Я стоял пораженный, неловко переминаясь с ноги на ногу и судорожно стягивая на шее коричневатое военное кашне.
«Флоран мне столько рассказывал о вас. Знаете, я даже начала его ревновать».
Ее глаза лучились каким-то необыкновенным сиянием. По розовому носу стекали капли дождя. Влажный и в то же время ледяной ветер буквально хлестал по лицу, больно сек кожу. Я пытался протереть глаза мокрой, закоченевшей рукой, словно хотел получше рассмотреть ее. А она начала не то покусывать, не то посасывать утолок нижней губы, – как я заметил позже, была у нее такая странная привычка.

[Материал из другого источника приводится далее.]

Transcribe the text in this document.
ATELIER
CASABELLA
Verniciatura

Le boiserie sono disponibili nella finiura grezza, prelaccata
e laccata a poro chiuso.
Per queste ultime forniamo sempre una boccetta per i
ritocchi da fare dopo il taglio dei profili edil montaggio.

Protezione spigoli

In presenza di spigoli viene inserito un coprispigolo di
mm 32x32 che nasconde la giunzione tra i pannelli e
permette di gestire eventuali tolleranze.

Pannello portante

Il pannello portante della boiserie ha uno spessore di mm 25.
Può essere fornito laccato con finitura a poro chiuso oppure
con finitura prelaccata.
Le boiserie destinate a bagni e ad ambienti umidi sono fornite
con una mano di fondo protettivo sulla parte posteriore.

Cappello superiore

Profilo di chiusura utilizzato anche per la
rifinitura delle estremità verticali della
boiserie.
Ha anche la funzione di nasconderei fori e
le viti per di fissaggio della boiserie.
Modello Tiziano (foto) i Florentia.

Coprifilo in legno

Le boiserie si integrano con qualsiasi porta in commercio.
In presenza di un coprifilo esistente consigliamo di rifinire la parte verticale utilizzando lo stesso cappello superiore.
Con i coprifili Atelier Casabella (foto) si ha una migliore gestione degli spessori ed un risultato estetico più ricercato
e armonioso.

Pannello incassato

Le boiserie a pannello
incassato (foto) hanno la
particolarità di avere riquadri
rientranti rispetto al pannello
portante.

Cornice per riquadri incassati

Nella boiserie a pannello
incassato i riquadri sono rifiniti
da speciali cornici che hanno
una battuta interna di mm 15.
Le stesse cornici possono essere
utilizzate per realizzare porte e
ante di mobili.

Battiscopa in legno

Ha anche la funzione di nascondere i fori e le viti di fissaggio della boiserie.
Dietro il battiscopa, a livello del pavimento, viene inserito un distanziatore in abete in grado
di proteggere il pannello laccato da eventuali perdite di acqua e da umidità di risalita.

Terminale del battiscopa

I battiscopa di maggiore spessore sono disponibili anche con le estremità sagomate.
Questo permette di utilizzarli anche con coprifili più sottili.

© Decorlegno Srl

Ее голос отличался удивительно богатым тембром и почти светскими интонациями.
«О Флоран, пойдем скорей домой! – говорила она, улыбаясь мне. – Здесь так холодно. Я вымокла насквозь, как церковная кропильница!»
Флоран уже давно с умилением рассказывал мне об этой бесцеремонной манере – на мой взгляд, не такой уж неосознанной, как уверял Сенесе, – использовать ходячие выражения, искажая или вовсе выворачивая их наизнанку, притом с большим апломбом. И все же мне кажется, что она поступала так не нарочно: просто делала из своих невольных оговорок и ляпсусов орудие кокетства, хотя иногда ее высказывания звучали и впрямь довольно нелепо. Я глядел, как они уходят, сутулясь и тесно прижимаясь друг к другу под ледяным ветром. А ветер вдогонку облеплял ее ноги полами широкого синего плаща.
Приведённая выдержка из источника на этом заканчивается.